Вот прошли воронки с водой. До траншей осталось совсем немного, каких-нибудь две сотни шагов. Рота по приказу подпоручика держалась поближе к насыпи, чтобы при обстреле быстро залечь в водосточную канаву.

— Вашбродие, может, грянем? — спросил вдруг Гришка. Ротный хрипло усмехнулся.

— Мне по чину ли теперь кричать? Вдарим молча. Передавай — бегом!

Гришка выбежал чуть вперёд.

— Рота, бегом — арш!

И рванули молча, без единого крика. И туман рассеялся совсем.

Гришка видел линию траншей. Видел, как, забыв осторожность, встают во весь рост немцы, не веря своим глазам. И как вдруг разворачиваются и бегут, расталкивая друг друга перед разутюженными обстрелом проволочными рогатками, как бросают пулемёты на земляном валу. Оглянулся — и увидел, как молча бежит по пятам рота резерва, брошенная в контратаку, равняется на подпоручика и его авангард. И ещё увидел, как спускается с неба громадная серая цепелина. Только хотел закричать, предупредить, смотрит — а на палубе русский офицер, улыбается ему, Гришке, и спускает на землю лестницу.

— Полезай, братец! Отступление!

Не веря глазам, Гришка влез по лестнице на палубу. Офицер, артиллерийский капитан, по-прежнему улыбался во весь рот.

— Справились, сдюжили, орлы! Последние дивизии отходят, приказ выводить гарнизон!

— А как же наши? Как ротный? — от удивления Гришка даже забыл о чинах и говорил с капитаном, будто с приятелем.

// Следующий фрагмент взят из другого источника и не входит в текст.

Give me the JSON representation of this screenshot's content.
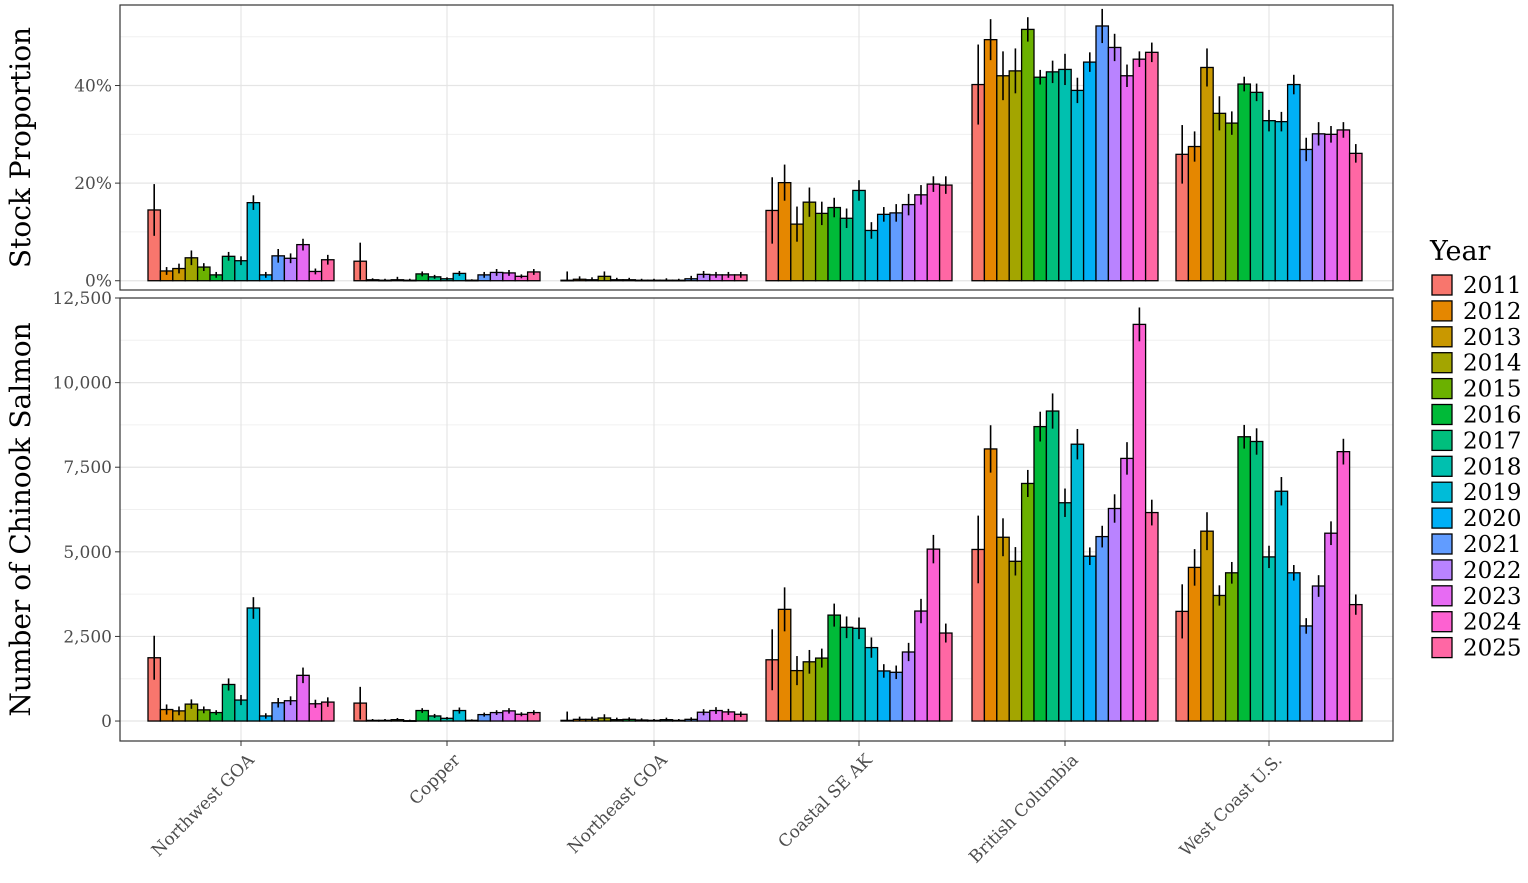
{
  "chart_data": {
    "type": "bar",
    "categories": [
      "Northwest GOA",
      "Copper",
      "Northeast GOA",
      "Coastal SE AK",
      "British Columbia",
      "West Coast U.S."
    ],
    "legend": {
      "title": "Year",
      "placement": "right",
      "entries": [
        "2011",
        "2012",
        "2013",
        "2014",
        "2015",
        "2016",
        "2017",
        "2018",
        "2019",
        "2020",
        "2021",
        "2022",
        "2023",
        "2024",
        "2025"
      ]
    },
    "colors": [
      "#F8766D",
      "#E58700",
      "#C99800",
      "#A3A500",
      "#6BB100",
      "#00BA38",
      "#00BF7D",
      "#00C0AF",
      "#00BCD8",
      "#00B0F6",
      "#619CFF",
      "#B983FF",
      "#E76BF3",
      "#FD61D1",
      "#FF67A4"
    ],
    "grid": true,
    "panels": [
      {
        "ylabel": "Stock Proportion",
        "ylim": [
          -1.9,
          56.5
        ],
        "yticks": [
          0,
          20,
          40
        ],
        "ytick_labels": [
          "0%",
          "20%",
          "40%"
        ],
        "values": [
          [
            14.5,
            2.0,
            2.5,
            4.7,
            2.8,
            1.2,
            5.0,
            4.1,
            16.0,
            1.2,
            5.1,
            4.6,
            7.4,
            1.9,
            4.3
          ],
          [
            4.0,
            0.2,
            0.1,
            0.2,
            0.1,
            1.4,
            0.8,
            0.4,
            1.5,
            0.1,
            1.2,
            1.7,
            1.6,
            0.9,
            1.8
          ],
          [
            0.1,
            0.3,
            0.2,
            0.9,
            0.2,
            0.2,
            0.1,
            0.1,
            0.1,
            0.1,
            0.4,
            1.3,
            1.2,
            1.2,
            1.2
          ],
          [
            14.4,
            20.1,
            11.6,
            16.1,
            13.8,
            15.0,
            12.8,
            18.5,
            10.3,
            13.6,
            13.9,
            15.6,
            17.6,
            19.8,
            19.6
          ],
          [
            40.2,
            49.4,
            42.0,
            43.0,
            51.5,
            41.7,
            42.8,
            43.3,
            39.0,
            44.8,
            52.2,
            47.8,
            42.0,
            45.4,
            46.8
          ],
          [
            25.9,
            27.5,
            43.7,
            34.3,
            32.3,
            40.3,
            38.6,
            32.8,
            32.6,
            40.2,
            26.9,
            30.1,
            30.0,
            30.9,
            26.1
          ]
        ],
        "errors": [
          [
            5.3,
            0.8,
            1.0,
            1.5,
            0.8,
            0.6,
            0.9,
            0.9,
            1.5,
            0.6,
            1.4,
            1.0,
            1.2,
            0.6,
            1.0
          ],
          [
            3.8,
            0.3,
            0.3,
            0.6,
            0.3,
            0.5,
            0.4,
            0.3,
            0.5,
            0.2,
            0.6,
            0.7,
            0.6,
            0.4,
            0.6
          ],
          [
            1.8,
            0.6,
            0.5,
            1.0,
            0.4,
            0.4,
            0.3,
            0.3,
            0.4,
            0.3,
            0.6,
            0.7,
            0.6,
            0.6,
            0.6
          ],
          [
            6.8,
            3.7,
            3.6,
            3.0,
            2.4,
            2.0,
            2.0,
            2.1,
            1.7,
            1.5,
            1.8,
            2.2,
            2.0,
            1.6,
            1.8
          ],
          [
            8.2,
            4.2,
            5.0,
            4.6,
            2.5,
            1.5,
            2.3,
            3.2,
            2.6,
            2.0,
            3.5,
            2.8,
            2.3,
            1.6,
            2.0
          ],
          [
            6.0,
            3.1,
            3.9,
            3.5,
            2.4,
            1.5,
            1.8,
            2.2,
            2.0,
            2.0,
            2.4,
            2.4,
            1.7,
            1.6,
            1.9
          ]
        ]
      },
      {
        "ylabel": "Number of Chinook Salmon",
        "ylim": [
          -590,
          12500
        ],
        "yticks": [
          0,
          2500,
          5000,
          7500,
          10000,
          12500
        ],
        "ytick_labels": [
          "0",
          "2,500",
          "5,000",
          "7,500",
          "10,000",
          "12,500"
        ],
        "values": [
          [
            1870,
            340,
            300,
            500,
            330,
            250,
            1080,
            620,
            3340,
            150,
            540,
            600,
            1350,
            510,
            560
          ],
          [
            530,
            20,
            20,
            40,
            10,
            310,
            150,
            80,
            310,
            20,
            190,
            250,
            300,
            200,
            250
          ],
          [
            20,
            50,
            50,
            90,
            40,
            50,
            30,
            20,
            40,
            20,
            50,
            260,
            310,
            270,
            200
          ],
          [
            1810,
            3300,
            1490,
            1750,
            1860,
            3130,
            2770,
            2740,
            2170,
            1480,
            1440,
            2040,
            3250,
            5080,
            2600
          ],
          [
            5070,
            8040,
            5430,
            4720,
            7020,
            8700,
            9160,
            6450,
            8180,
            4870,
            5450,
            6280,
            7760,
            11720,
            6160
          ],
          [
            3240,
            4540,
            5610,
            3710,
            4380,
            8400,
            8260,
            4850,
            6790,
            4380,
            2810,
            3990,
            5550,
            7960,
            3440
          ]
        ],
        "errors": [
          [
            650,
            150,
            130,
            140,
            100,
            70,
            180,
            150,
            320,
            80,
            140,
            130,
            230,
            120,
            140
          ],
          [
            480,
            40,
            40,
            50,
            30,
            70,
            60,
            40,
            90,
            30,
            60,
            70,
            80,
            60,
            70
          ],
          [
            260,
            80,
            80,
            110,
            60,
            60,
            50,
            40,
            60,
            40,
            60,
            90,
            100,
            90,
            80
          ],
          [
            900,
            650,
            430,
            350,
            280,
            340,
            320,
            320,
            300,
            200,
            200,
            270,
            360,
            420,
            280
          ],
          [
            1000,
            700,
            560,
            420,
            400,
            440,
            520,
            420,
            450,
            260,
            320,
            420,
            480,
            500,
            380
          ],
          [
            800,
            540,
            560,
            300,
            320,
            350,
            390,
            330,
            420,
            230,
            230,
            320,
            350,
            380,
            300
          ]
        ]
      }
    ]
  }
}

— И за ним прилетят! На всех хватит, всех заберём, — засмеялся артиллерист.

Гришка и не заметил, как цепелина плавно поднялась в воздух и начала набирать высоту. Теперь от высоты перехватывало дух. Внизу проплывала насыпь с ровными нитками рельсов и шпалами поперёк, проплывали траншеи и проволока, проплывала батарея, канал и тёмная лента реки. В потоке воздуха цепелина взлетала всё выше — под самые облака.

И видел Гришка чудесный и страшный сон наяву, будто одни только люди воюют на земле. И нет чудовищ, и ничего нет, и самого его, Гришки, больше нет. Будто пал он в бою под крепостью Осовец, в последней контратаке отравленной газами тринадцатой роты Землянского полка. Будто выходит с кровью из лёгких дух, и молча, как мертвецы, наступают однополчане на немецкую сторону. А он, Гришка, лежит на сырой пожухлой траве, сжимая винтовку до белых костяшек, и багряный занимается в тумане рассвет. Но вот моргнул — и пропало наваждение. Снова он здесь, летит на громадной цепелине, и поднимается та выше и выше, до самого царства небесного, и видно вдалеке — батька стоит в праздничной рубахе, весь божьим светом одетый, и смеётся, машет Гришке, а за ним матушка с сёстрами нарядные, как на крестины, и дед в голубой черкеске улыбается хитро через густые усы. И радостно Гришке на сердце, и тепло, как в солнечный летний день. И скоро домой.